Between 1992 and 1993, Mazumder met writer and poet Sanjeeb Chowdhury at Aziz Super Market in Shahbagh, Dhaka, leading to their collaboration on the background score for artist Ashok Karmakar's exhibition Kalratri. In November 1996, Mazumder, Chowdhury, and musician Mithu officially formed the band Dalchhut. The group's debut studio album, Ah!, was released in 1997 and gained widespread public attention after the track Shada Moila Rongila Pale was broadcast on the television program Shuveccha in 1998. Their sophomore album, Hridoypur (2000), achieved wider commercial success following the feature of Gari Chole Na Chole Na on Hanif Sanket's television magazine show Ityadi. Following Chowdhury's death in 2007, Mazumder kept Dalchhut active and later released the tribute album Sanjeeb in his memory.
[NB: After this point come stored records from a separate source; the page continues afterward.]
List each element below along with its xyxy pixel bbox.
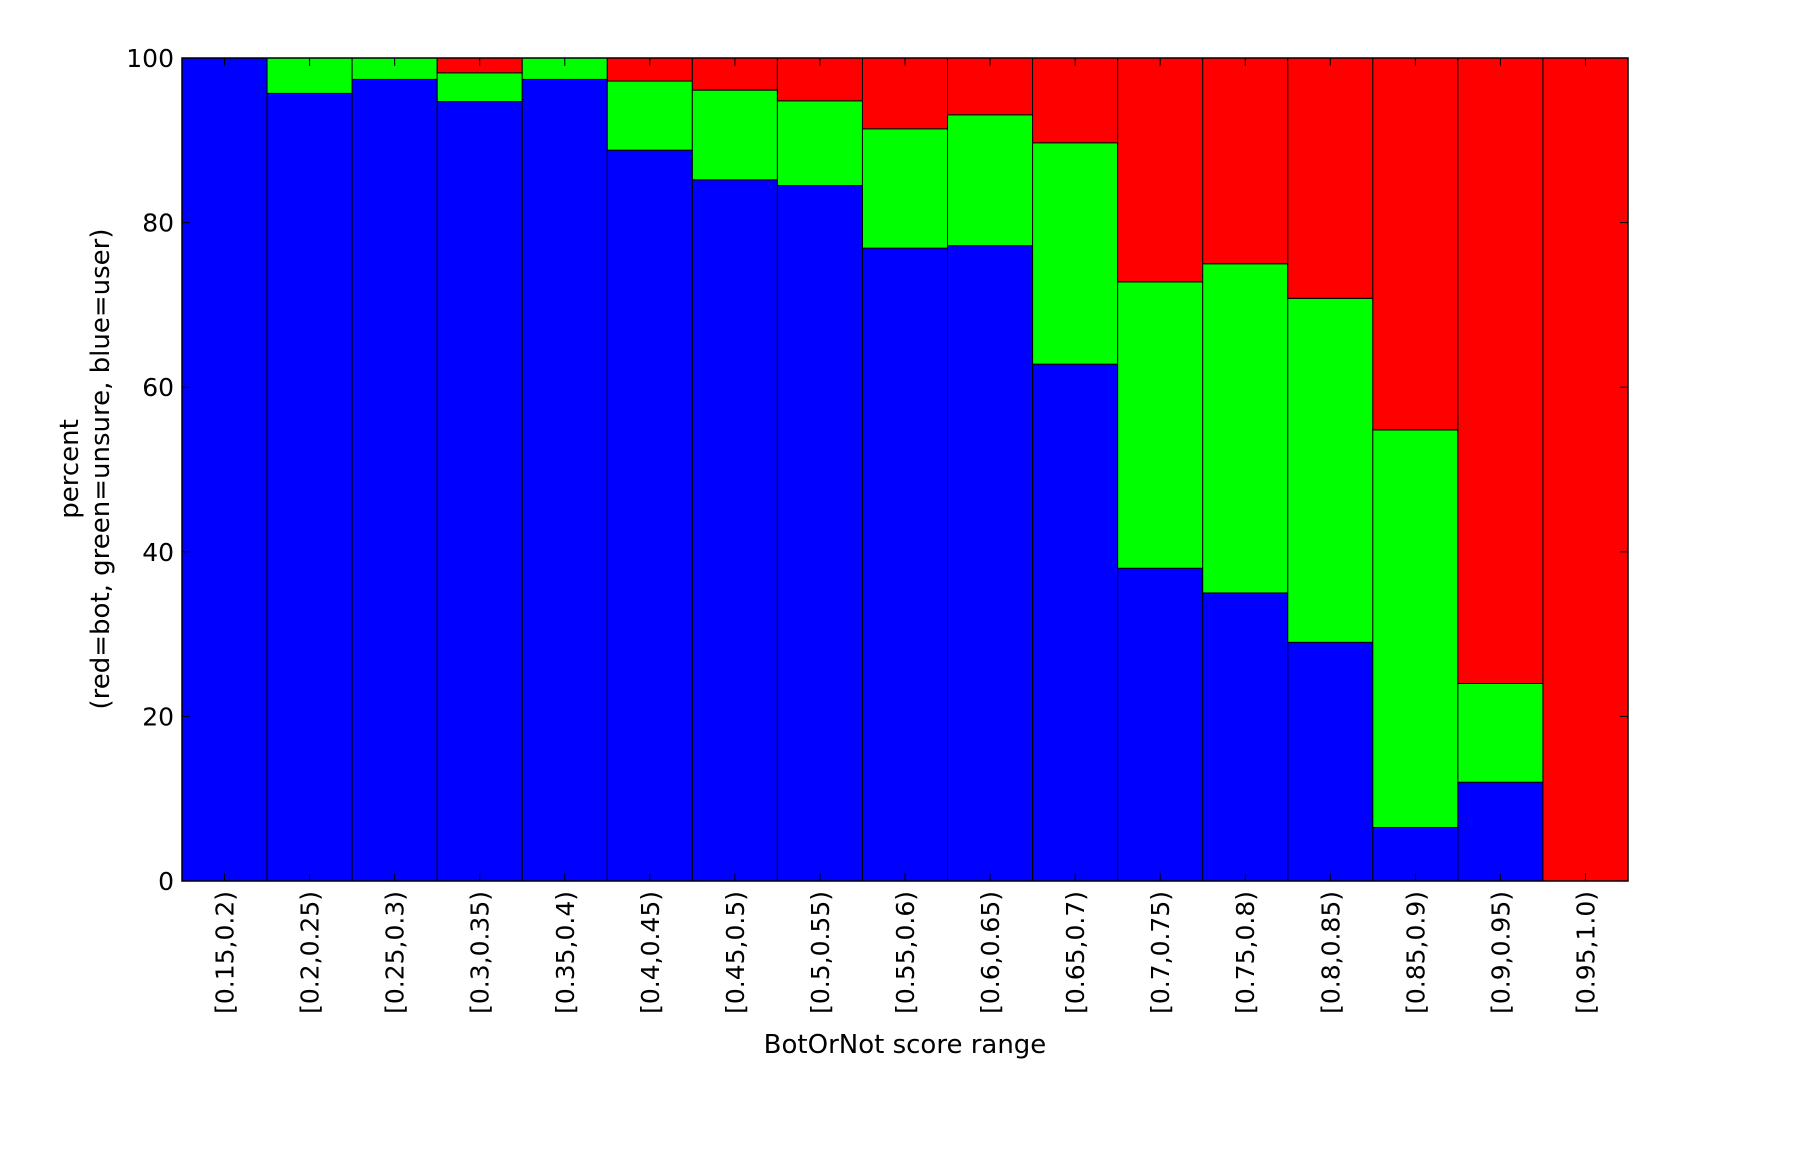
bar-user-1 — [266, 92, 353, 882]
x-tick-label-12: [0.75,0.8) — [1231, 891, 1260, 1014]
bar-bot-13 — [1287, 57, 1374, 299]
bar-unsure-11 — [1117, 281, 1204, 569]
x-tick-label-8: [0.55,0.6) — [891, 891, 920, 1014]
x-tick-label-13: [0.8,0.85) — [1316, 891, 1345, 1014]
bar-bot-16 — [1542, 57, 1629, 882]
x-tick-label-7: [0.5,0.55) — [806, 891, 835, 1014]
x-tick-label-0: [0.15,0.2) — [211, 891, 240, 1014]
bar-bot-10 — [1032, 57, 1119, 144]
y-tick-label-4: 80 — [142, 209, 174, 238]
x-tick-label-6: [0.45,0.5) — [721, 891, 750, 1014]
bar-user-3 — [436, 101, 523, 882]
y-axis-title-line1: percent — [55, 419, 85, 519]
bar-user-9 — [947, 245, 1034, 882]
ticks-layer — [182, 57, 1628, 882]
bar-user-8 — [861, 247, 949, 882]
y-tick-label-1: 20 — [142, 702, 174, 731]
bar-user-7 — [776, 185, 863, 882]
bar-unsure-13 — [1287, 297, 1374, 643]
plot-frame — [181, 57, 1629, 882]
bar-unsure-7 — [776, 100, 863, 187]
bar-user-11 — [1117, 567, 1204, 882]
bars-layer — [181, 57, 1629, 882]
x-tick-label-5: [0.4,0.45) — [636, 891, 665, 1014]
bar-user-4 — [521, 78, 608, 882]
bar-bot-9 — [947, 57, 1034, 116]
x-tick-label-15: [0.9,0.95) — [1486, 891, 1515, 1014]
bar-unsure-10 — [1032, 142, 1119, 365]
bar-unsure-12 — [1202, 263, 1289, 594]
x-tick-label-14: [0.85,0.9) — [1401, 891, 1430, 1014]
x-tick-label-3: [0.3,0.35) — [466, 891, 495, 1014]
bar-user-15 — [1457, 781, 1544, 882]
bar-bot-8 — [861, 57, 949, 130]
y-tick-label-2: 40 — [142, 538, 174, 567]
bar-bot-11 — [1117, 57, 1204, 283]
x-tick-label-11: [0.7,0.75) — [1146, 891, 1175, 1014]
y-tick-label-3: 60 — [142, 373, 174, 402]
x-tick-label-10: [0.65,0.7) — [1061, 891, 1090, 1014]
bar-unsure-9 — [947, 114, 1034, 247]
bar-user-13 — [1287, 641, 1374, 882]
labels-layer: 0 20 40 60 80 100 [0.15,0.2) [0.2,0.25) [0.25,0.… — [126, 44, 1600, 1014]
bar-unsure-8 — [861, 128, 949, 249]
bar-user-2 — [351, 78, 438, 882]
bar-user-14 — [1372, 827, 1459, 882]
bar-unsure-14 — [1372, 429, 1459, 829]
bar-user-12 — [1202, 592, 1289, 882]
bar-user-5 — [606, 149, 693, 882]
x-tick-label-2: [0.25,0.3) — [381, 891, 410, 1014]
x-tick-label-16: [0.95,1.0) — [1571, 891, 1600, 1014]
x-tick-label-4: [0.35,0.4) — [551, 891, 580, 1014]
bar-unsure-5 — [606, 80, 693, 151]
bar-unsure-15 — [1457, 682, 1544, 783]
y-axis-title-line2: (red=bot, green=unsure, blue=user) — [86, 228, 116, 709]
bar-bot-14 — [1372, 57, 1459, 431]
x-axis-title: BotOrNot score range — [764, 1030, 1047, 1060]
bar-bot-12 — [1202, 57, 1289, 265]
bar-user-10 — [1032, 363, 1119, 882]
bar-user-0 — [181, 57, 268, 882]
x-tick-label-1: [0.2,0.25) — [296, 891, 325, 1014]
bar-unsure-6 — [691, 89, 778, 181]
bar-unsure-3 — [436, 72, 523, 103]
y-tick-label-5: 100 — [126, 44, 174, 73]
y-tick-label-0: 0 — [158, 867, 174, 896]
bar-bot-15 — [1457, 57, 1544, 684]
bar-user-6 — [691, 179, 778, 882]
x-tick-label-9: [0.6,0.65) — [976, 891, 1005, 1014]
Mazumder entered film music under composer Emon Saha, performing playback vocals for Chashi Nazrul Islam's film Shuva. He subsequently composed the background score for Golam Rabbani Biplob's film Sopnodanay and served as the music director for Shubhovibaho. In 2017, Mazumder composed and directed the soundtrack for the film Sotta, earning the National Film Award for Best Composer, while his composition Tor Premete Ondho Holam (performed by James) won the National Film Award for Best Male Playback Singer.
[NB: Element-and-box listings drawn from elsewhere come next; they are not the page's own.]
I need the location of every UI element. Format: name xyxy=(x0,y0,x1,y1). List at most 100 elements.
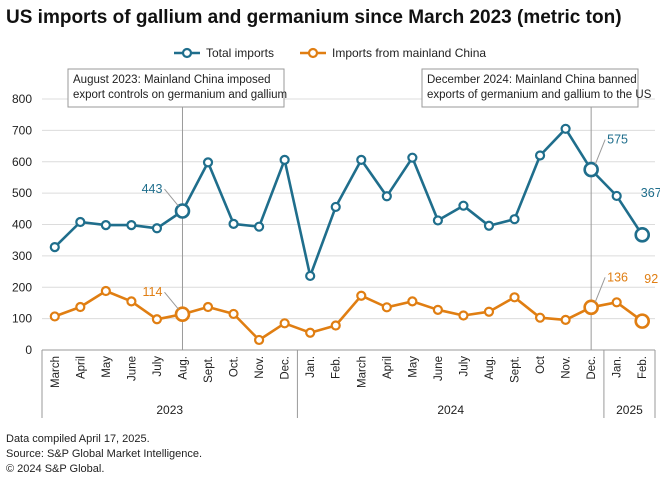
data-point-s1-11 xyxy=(330,320,341,331)
legend-label-total-imports: Total imports xyxy=(205,46,274,60)
x-tick-label-10: Jan. xyxy=(305,356,317,378)
x-tick-label-5: Aug. xyxy=(178,356,190,380)
data-point-s1-22 xyxy=(611,297,622,308)
y-tick-label-800: 800 xyxy=(12,92,32,106)
data-point-s0-3 xyxy=(126,220,137,231)
series-line-0 xyxy=(53,127,644,278)
x-tick-label-18: Sept. xyxy=(510,356,522,383)
data-point-s1-7 xyxy=(228,308,239,320)
data-point-s0-17 xyxy=(483,220,495,231)
x-tick-label-21: Dec. xyxy=(586,356,598,380)
year-label-2024: 2024 xyxy=(437,403,464,417)
data-label-s0-5: 443 xyxy=(142,182,163,196)
data-point-s0-16 xyxy=(458,200,469,211)
data-point-s0-13 xyxy=(381,191,392,202)
data-point-s1-12 xyxy=(356,290,367,301)
annotation-text-0-1: export controls on germanium and gallium xyxy=(73,89,287,101)
data-label-s1-23: 92 xyxy=(644,272,658,286)
data-point-s1-10 xyxy=(305,327,316,338)
data-point-s0-7 xyxy=(228,218,239,229)
data-label-s1-21: 136 xyxy=(607,270,628,284)
data-point-s0-10 xyxy=(305,270,316,282)
data-point-s1-6 xyxy=(202,301,214,313)
y-tick-label-500: 500 xyxy=(12,186,32,200)
x-tick-label-13: April xyxy=(382,356,394,379)
footer-compiled: Data compiled April 17, 2025. xyxy=(6,433,150,445)
legend-item-total-imports: Total imports xyxy=(173,46,274,60)
x-tick-label-17: Aug. xyxy=(484,356,496,380)
y-tick-label-0: 0 xyxy=(25,343,32,357)
x-tick-label-23: Feb. xyxy=(637,356,649,379)
y-tick-label-200: 200 xyxy=(12,280,32,294)
data-point-s0-8 xyxy=(254,221,265,232)
data-point-s0-5 xyxy=(174,203,191,219)
data-point-s1-13 xyxy=(381,302,392,313)
annotation-text-0-0: August 2023: Mainland China imposed xyxy=(73,74,271,86)
leader-line-s1-5 xyxy=(164,291,179,310)
y-tick-label-400: 400 xyxy=(12,218,32,232)
legend-label-china-imports: Imports from mainland China xyxy=(331,46,487,60)
x-tick-label-22: Jan. xyxy=(612,356,624,378)
data-point-s0-12 xyxy=(356,154,367,165)
data-point-s1-1 xyxy=(75,301,86,313)
footer: Data compiled April 17, 2025. Source: S&… xyxy=(6,432,202,477)
leader-line-s0-5 xyxy=(164,188,179,207)
x-tick-label-4: July xyxy=(152,356,164,377)
data-point-s1-20 xyxy=(560,314,571,325)
y-tick-label-600: 600 xyxy=(12,155,32,169)
year-label-2025: 2025 xyxy=(616,403,643,417)
data-point-s1-8 xyxy=(254,334,265,346)
data-point-s0-6 xyxy=(202,157,214,168)
leader-line-s1-21 xyxy=(594,277,606,303)
data-point-s1-4 xyxy=(151,314,163,325)
annotation-text-1-0: December 2024: Mainland China banned xyxy=(427,74,637,86)
x-tick-label-0: March xyxy=(50,356,62,388)
x-tick-label-6: Sept. xyxy=(203,356,215,383)
data-point-s1-21 xyxy=(583,299,599,316)
data-point-s1-14 xyxy=(407,296,418,307)
data-point-s0-9 xyxy=(279,154,290,165)
y-tick-label-300: 300 xyxy=(12,249,32,263)
legend: Total imports Imports from mainland Chin… xyxy=(0,46,660,60)
y-tick-label-100: 100 xyxy=(12,312,32,326)
data-point-s0-22 xyxy=(611,190,622,202)
x-tick-label-19: Oct xyxy=(535,355,547,374)
x-tick-label-14: May xyxy=(407,356,419,378)
annotation-text-1-1: exports of germanium and gallium to the … xyxy=(427,89,652,101)
data-point-s1-19 xyxy=(534,312,546,323)
data-point-s0-11 xyxy=(330,201,341,213)
data-point-s0-19 xyxy=(534,150,546,161)
data-label-s0-23: 367 xyxy=(641,186,660,200)
x-tick-label-7: Oct. xyxy=(229,356,241,377)
data-point-s1-23 xyxy=(634,313,651,329)
data-point-s1-9 xyxy=(279,318,290,329)
x-tick-label-15: June xyxy=(433,356,445,381)
data-point-s1-16 xyxy=(458,310,469,321)
data-point-s0-2 xyxy=(100,220,111,231)
data-point-s0-18 xyxy=(509,214,520,225)
x-tick-label-1: April xyxy=(75,356,87,379)
data-point-s0-23 xyxy=(634,227,651,243)
data-point-s1-5 xyxy=(174,306,191,323)
footer-copyright: © 2024 S&P Global. xyxy=(6,463,105,475)
year-label-2023: 2023 xyxy=(156,403,183,417)
legend-swatch-total-imports xyxy=(173,47,200,59)
data-point-s1-17 xyxy=(483,306,495,317)
data-point-s1-15 xyxy=(432,304,443,315)
data-point-s0-20 xyxy=(560,123,571,134)
chart-title: US imports of gallium and germanium sinc… xyxy=(6,7,622,28)
data-point-s0-0 xyxy=(49,241,60,253)
x-tick-label-11: Feb. xyxy=(331,356,343,379)
x-tick-label-2: May xyxy=(101,356,113,378)
data-point-s0-21 xyxy=(583,161,599,178)
data-point-s1-2 xyxy=(100,285,111,297)
data-label-s0-21: 575 xyxy=(607,133,628,147)
data-point-s0-1 xyxy=(75,216,86,228)
annotation-box-1 xyxy=(421,68,639,108)
data-point-s0-15 xyxy=(432,215,443,226)
annotation-box-0 xyxy=(67,68,285,108)
x-tick-label-9: Dec. xyxy=(280,356,292,380)
leader-line-s0-21 xyxy=(594,139,606,165)
legend-item-china-imports: Imports from mainland China xyxy=(299,46,487,60)
x-tick-label-3: June xyxy=(126,356,138,381)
In September 2022, Carrot Comm organized a career retrospective concert, "Alive Experience Chapter One Bappa Mazumder," marking his 30 years in professional music. That same year, he participated in the first season of Coke Studio Bangla, performing the duet Anondodhara alongside classical-contemporary vocalist Aditi Mohsin. In June 2023, he received recognition for his contributions to Bengali music at the 20th Tele Cine Awards in Kolkata, India. In November 2024, Mazumder released Onubhob, an experimental Bengali ghazal-style album written by Syed Galib Hasan featuring guest vocalists Konal and Tanvir Alam Sajib. In January 2025, he recorded his first-ever duet with singer Runa Laila, titled "Onayashe", written by Syed Galib Hasan at his Banani studio.

==Discography==
- Tokhon Bhor Bela (1996)
- Kothao Keu Nei (1997)
- Hridoyer Canvas (1998)
- Rater Train (1999)
- Dhulo Pora Chithi (2001)
- Rath Prohori (2004)
- Kodin Porei Chuti (2004)
- Din Bari Jay (2006)
- Surjo Snane Chol (2008)
- Beche Thak Shobuj (2012)
- Janina Kon Montorey (2014)
- Bedhechi Amar Pran (2015)
- Benananda (2015)
- Boka Ghuri (2016)
- Bappa Mazumder (2016)

==Personal life==
In 2008, Mazumder married dancer Mehbooba Mahnoor Chandni; they divorced in 2018. He then married actress Tania Hossain on 23 June 2018. Their first child, Agnimitra Mazumder Piyeta, was born in December 2019 and the second one in October 2024.